The HUD includes the option for setting landmarks, which are shown on the map as the user cycles through them. These are hard-coded at the moment, but ultimately I aim to have them added dynamically. A user could arrive at a sim and be given "todays" landmarks. If you have generic meeting or teaching rooms, then the landmarks could be for the specific meetings or lessons of that day; if a commercial sim has changing store rentals, then the landmarks could update to the current sellers etc.

Monday, 19 January 2009

Pocket Battlers - Generation 1 prototypes

At the moment I'm just getting a few ideas out of my head, and into working prototypes. One of these is Pocket Battlers, in which you control a small 'Battler' (as a sub-avatar?) that can move around and launch various attacks. A major feature is that these Battlers can be very different, for example in the first generation with be a tank, a pirate ship and a faery; all with appropriate movement and unique attacks.

The second major feature is the power bar, through which attacks are activated. Power gradually accumulates over time, and each attack requires a certain amount of power before it can be used. When an attack is used then a portion of the power is used up. You can see it in action at the end of the video below (there's no sound so don't go fiddling with your volume control).

They still need a bit of dressing up, but after a few small tweaks they'll be at the stage where they can be fought against each other (I just need to add in area-effect damage).

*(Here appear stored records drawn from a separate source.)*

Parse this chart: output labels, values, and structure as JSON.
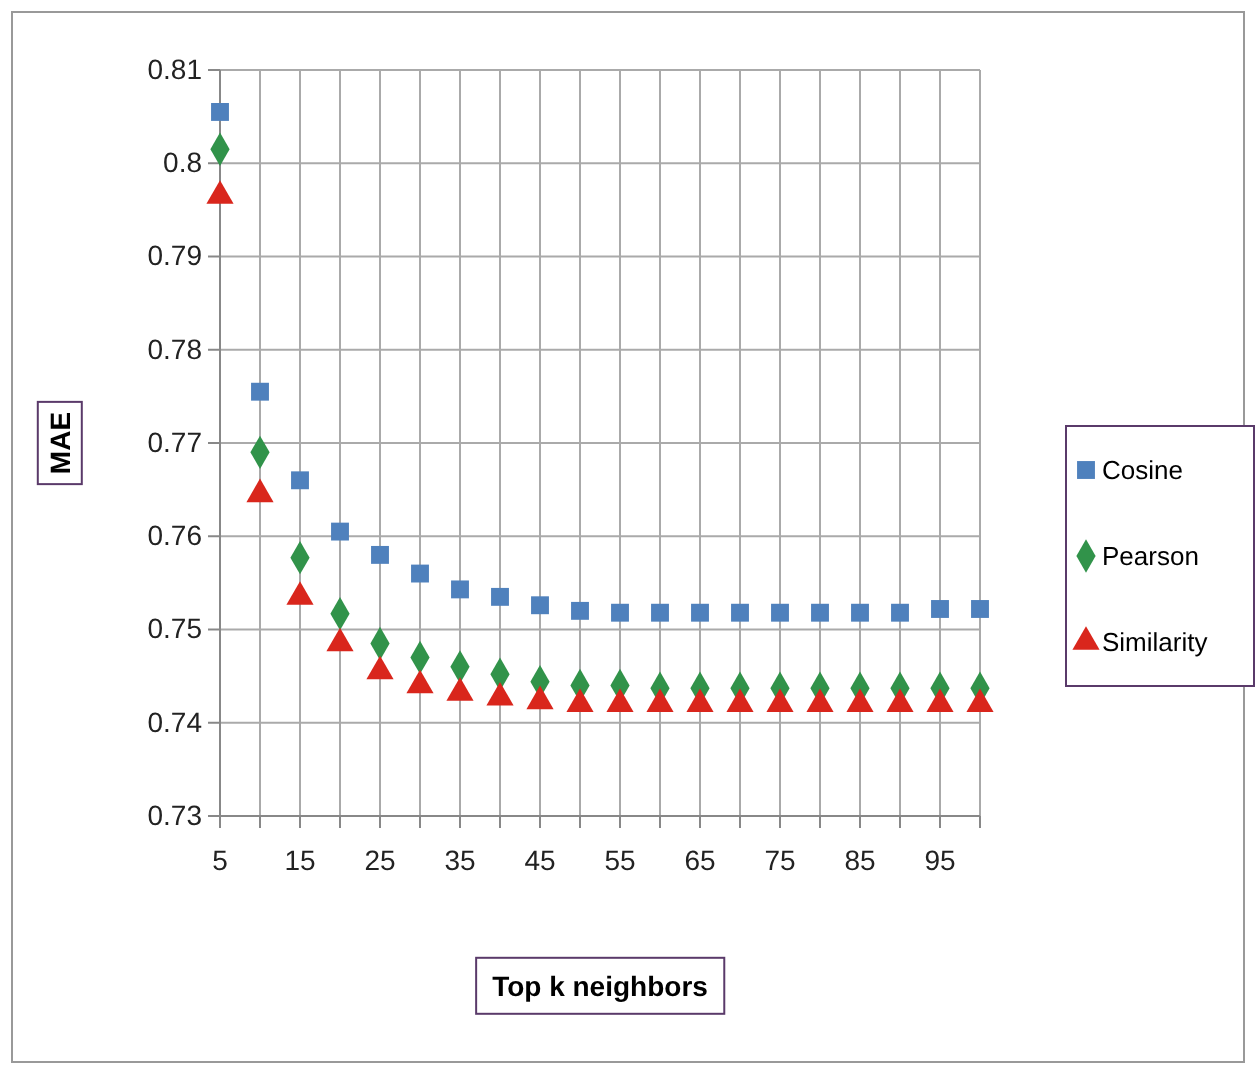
{
  "chart_data": {
    "type": "scatter",
    "xlabel": "Top k neighbors",
    "ylabel": "MAE",
    "x": [
      5,
      10,
      15,
      20,
      25,
      30,
      35,
      40,
      45,
      50,
      55,
      60,
      65,
      70,
      75,
      80,
      85,
      90,
      95,
      100
    ],
    "xlim": [
      5,
      100
    ],
    "xticks": [
      5,
      {
        "value": 10,
        "label": null
      },
      15,
      {
        "value": 20,
        "label": null
      },
      25,
      {
        "value": 30,
        "label": null
      },
      35,
      {
        "value": 40,
        "label": null
      },
      45,
      {
        "value": 50,
        "label": null
      },
      55,
      {
        "value": 60,
        "label": null
      },
      65,
      {
        "value": 70,
        "label": null
      },
      75,
      {
        "value": 80,
        "label": null
      },
      85,
      {
        "value": 90,
        "label": null
      },
      95,
      {
        "value": 100,
        "label": null
      }
    ],
    "ylim": [
      0.73,
      0.81
    ],
    "yticks": [
      0.73,
      0.74,
      0.75,
      0.76,
      0.77,
      0.78,
      0.79,
      0.8,
      0.81
    ],
    "grid": true,
    "legend": "right",
    "series": [
      {
        "name": "Cosine",
        "color": "#4f81bd",
        "marker": "square",
        "values": [
          0.8055,
          0.7755,
          0.766,
          0.7605,
          0.758,
          0.756,
          0.7543,
          0.7535,
          0.7526,
          0.752,
          0.7518,
          0.7518,
          0.7518,
          0.7518,
          0.7518,
          0.7518,
          0.7518,
          0.7518,
          0.7522,
          0.7522
        ]
      },
      {
        "name": "Pearson",
        "color": "#31934a",
        "marker": "diamond",
        "values": [
          0.8015,
          0.769,
          0.7577,
          0.7517,
          0.7485,
          0.747,
          0.746,
          0.7452,
          0.7444,
          0.744,
          0.744,
          0.7437,
          0.7437,
          0.7437,
          0.7437,
          0.7437,
          0.7437,
          0.7437,
          0.7437,
          0.7437
        ]
      },
      {
        "name": "Similarity",
        "color": "#d9261c",
        "marker": "triangle",
        "values": [
          0.7965,
          0.7645,
          0.7535,
          0.7485,
          0.7455,
          0.744,
          0.7432,
          0.7427,
          0.7423,
          0.742,
          0.742,
          0.742,
          0.742,
          0.742,
          0.742,
          0.742,
          0.742,
          0.742,
          0.742,
          0.742
        ]
      }
    ]
  }
}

Credits: The particle systems used for the faery are based on free examples available at 'The Particle Lab' in SL, and the faery's wings are by Jane Mc Carthy.

Monday, 12 January 2009

Cannoneer turn controller

Shown above is the turn controller for Cannoneers. Players can click on it to register; the owner of the device can use a dialog menu to join/start/reset the game; and player order is randomised.

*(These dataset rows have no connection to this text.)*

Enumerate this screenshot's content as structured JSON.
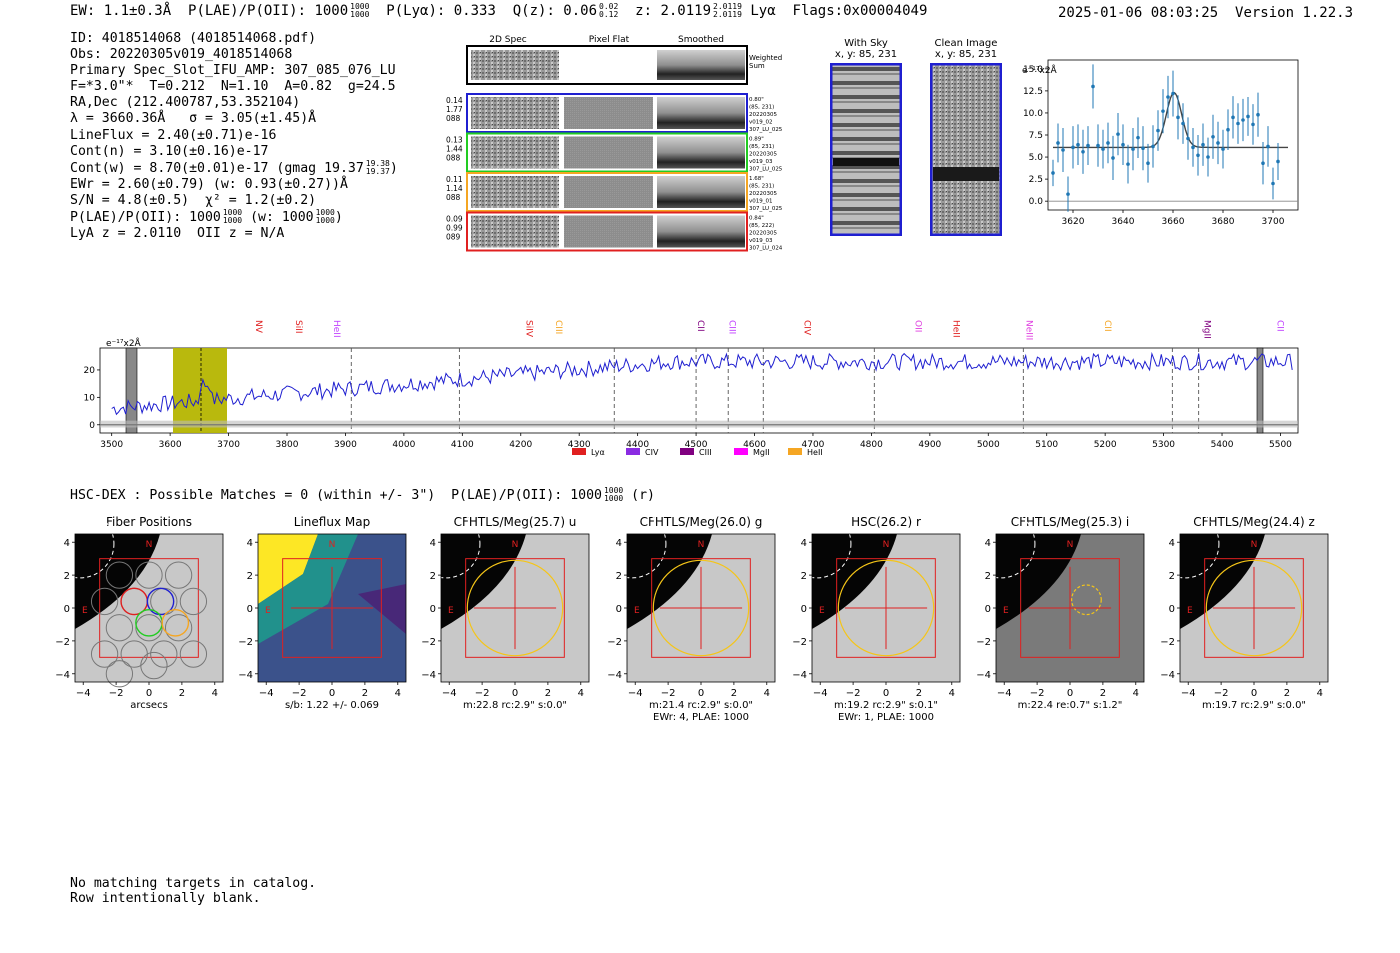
{
  "header": {
    "ew": "EW: 1.1±0.3Å",
    "plae": "P(LAE)/P(OII): 1000",
    "plae_hi": "1000",
    "plae_lo": "1000",
    "plya": "P(Lyα): 0.333",
    "qz": "Q(z): 0.06",
    "qz_hi": "0.02",
    "qz_lo": "0.12",
    "z": "z: 2.0119",
    "z_hi": "2.0119",
    "z_lo": "2.0119",
    "line": "Lyα",
    "flags": "Flags:0x00004049",
    "datetime": "2025-01-06 08:03:25",
    "version": "Version 1.22.3"
  },
  "info": {
    "id": "ID: 4018514068 (4018514068.pdf)",
    "obs": "Obs: 20220305v019_4018514068",
    "primary": "Primary Spec_Slot_IFU_AMP: 307_085_076_LU",
    "fwhm": "F=*3.0\"*  T=0.212  N=1.10  A=0.82  g=24.5",
    "radec": "RA,Dec (212.400787,53.352104)",
    "lambda": "λ = 3660.36Å   σ = 3.05(±1.45)Å",
    "lineflux": "LineFlux = 2.40(±0.71)e-16",
    "contn": "Cont(n) = 3.10(±0.16)e-17",
    "contw": "Cont(w) = 8.70(±0.01)e-17 (gmag 19.37",
    "contw_hi": "19.38",
    "contw_lo": "19.37",
    "ewr": "EWr = 2.60(±0.79) (w: 0.93(±0.27))Å",
    "sn": "S/N = 4.8(±0.5)  χ² = 1.2(±0.2)",
    "plae": "P(LAE)/P(OII): 1000",
    "plae_hi": "1000",
    "plae_lo": "1000",
    "plae_w": "(w: 1000",
    "plae_w_hi": "1000",
    "plae_w_lo": "1000",
    "lya": "LyA z = 2.0110  OII z = N/A"
  },
  "fibers": {
    "col_titles": [
      "2D Spec",
      "Pixel Flat",
      "Smoothed"
    ],
    "weighted_sum": "Weighted\nSum",
    "rows": [
      {
        "left": [
          "0.14",
          "1.77",
          "088"
        ],
        "right": [
          "0.80\"",
          "(85, 231)",
          "20220305",
          "v019_02",
          "307_LU_025"
        ],
        "color": "#1f1fd0"
      },
      {
        "left": [
          "0.13",
          "1.44",
          "088"
        ],
        "right": [
          "0.89\"",
          "(85, 231)",
          "20220305",
          "v019_03",
          "307_LU_025"
        ],
        "color": "#22cc22"
      },
      {
        "left": [
          "0.11",
          "1.14",
          "088"
        ],
        "right": [
          "1.68\"",
          "(85, 231)",
          "20220305",
          "v019_01",
          "307_LU_025"
        ],
        "color": "#f5a623"
      },
      {
        "left": [
          "0.09",
          "0.99",
          "089"
        ],
        "right": [
          "0.84\"",
          "(85, 222)",
          "20220305",
          "v019_03",
          "307_LU_024"
        ],
        "color": "#e02020"
      }
    ]
  },
  "sky": {
    "with_sky_title": "With Sky",
    "with_sky_sub": "x, y: 85, 231",
    "clean_title": "Clean Image",
    "clean_sub": "x, y: 85, 231"
  },
  "zoom_plot": {
    "ylabel": "e⁻¹⁷x2Å",
    "xticks": [
      "3620",
      "3640",
      "3660",
      "3680",
      "3700"
    ],
    "yticks": [
      "0.0",
      "2.5",
      "5.0",
      "7.5",
      "10.0",
      "12.5",
      "15.0"
    ]
  },
  "full_spectrum": {
    "ylabel": "e⁻¹⁷x2Å",
    "xticks": [
      "3500",
      "3600",
      "3700",
      "3800",
      "3900",
      "4000",
      "4100",
      "4200",
      "4300",
      "4400",
      "4500",
      "4600",
      "4700",
      "4800",
      "4900",
      "5000",
      "5100",
      "5200",
      "5300",
      "5400",
      "5500"
    ],
    "yticks": [
      "0",
      "10",
      "20"
    ],
    "lines": [
      {
        "name": "NV",
        "color": "#e02020"
      },
      {
        "name": "SiII",
        "color": "#e02020"
      },
      {
        "name": "HeII",
        "color": "#c040ff"
      },
      {
        "name": "SiIV",
        "color": "#e02020"
      },
      {
        "name": "CIII",
        "color": "#f5a623"
      },
      {
        "name": "CII",
        "color": "#800080"
      },
      {
        "name": "CIII",
        "color": "#c040ff"
      },
      {
        "name": "CIV",
        "color": "#e02020"
      },
      {
        "name": "OII",
        "color": "#e040e0"
      },
      {
        "name": "HeII",
        "color": "#e02020"
      },
      {
        "name": "NeIII",
        "color": "#e040e0"
      },
      {
        "name": "CII",
        "color": "#f5a623"
      },
      {
        "name": "MgII",
        "color": "#800080"
      },
      {
        "name": "CII",
        "color": "#c040ff"
      }
    ],
    "legend": [
      {
        "name": "Lyα",
        "color": "#e02020"
      },
      {
        "name": "CIV",
        "color": "#8a2be2"
      },
      {
        "name": "CIII",
        "color": "#800080"
      },
      {
        "name": "MgII",
        "color": "#ff00ff"
      },
      {
        "name": "HeII",
        "color": "#f5a623"
      }
    ]
  },
  "hsc": {
    "line": "HSC-DEX : Possible Matches = 0 (within +/- 3\")  P(LAE)/P(OII): 1000",
    "hi": "1000",
    "lo": "1000",
    "suffix": "(r)"
  },
  "cutouts": [
    {
      "title": "Fiber Positions",
      "cap1": "arcsecs",
      "cap2": ""
    },
    {
      "title": "Lineflux Map",
      "cap1": "s/b: 1.22 +/- 0.069",
      "cap2": ""
    },
    {
      "title": "CFHTLS/Meg(25.7) u",
      "cap1": "m:22.8 rc:2.9\"  s:0.0\"",
      "cap2": ""
    },
    {
      "title": "CFHTLS/Meg(26.0) g",
      "cap1": "m:21.4 rc:2.9\"  s:0.0\"",
      "cap2": "EWr: 4, PLAE: 1000"
    },
    {
      "title": "HSC(26.2) r",
      "cap1": "m:19.2 rc:2.9\"  s:0.1\"",
      "cap2": "EWr: 1, PLAE: 1000"
    },
    {
      "title": "CFHTLS/Meg(25.3) i",
      "cap1": "m:22.4  re:0.7\"  s:1.2\"",
      "cap2": ""
    },
    {
      "title": "CFHTLS/Meg(24.4) z",
      "cap1": "m:19.7 rc:2.9\"  s:0.0\"",
      "cap2": ""
    }
  ],
  "cutout_axes": {
    "xticks": [
      "−4",
      "−2",
      "0",
      "2",
      "4"
    ],
    "yticks": [
      "4",
      "2",
      "0",
      "−2",
      "−4"
    ],
    "n": "N",
    "e": "E"
  },
  "footer": {
    "line1": "No matching targets in catalog.",
    "line2": "Row intentionally blank."
  }
}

It was fairly easy to lock player controls so that only one person can move at a time; and that turns ends either after 10 seconds have passed, after they have moved 5 metres, or (soon) after they have fired (I still have it allowing multiple shots for final testing).

Also shown in the image is the HUD for switching between the two ammo types: shells that explode on impact (small area, large damage), and grenades that explode after 5 seconds (wider area, low damage).

Friday, 9 January 2009

Cannoneers - Early Development

One of my current projects has the working title of "Cannoneers". Ultimately it will be a turn-based game where players run around shooting at each other, along the lines of the 3D versions of Worms. Shown below is the Avatar I've built for it, which should give an idea of the style I'm aiming for.

I decided to go with "tiny" avatars, because it adds a sense of fun to things. It's also good practice with the anim overides, squashed anims and invisi prims that tiny avatars rely on.

The animations are done, and cannon power is controlled by how long you hold the mouse down. The next big feature will be controlling turn taking.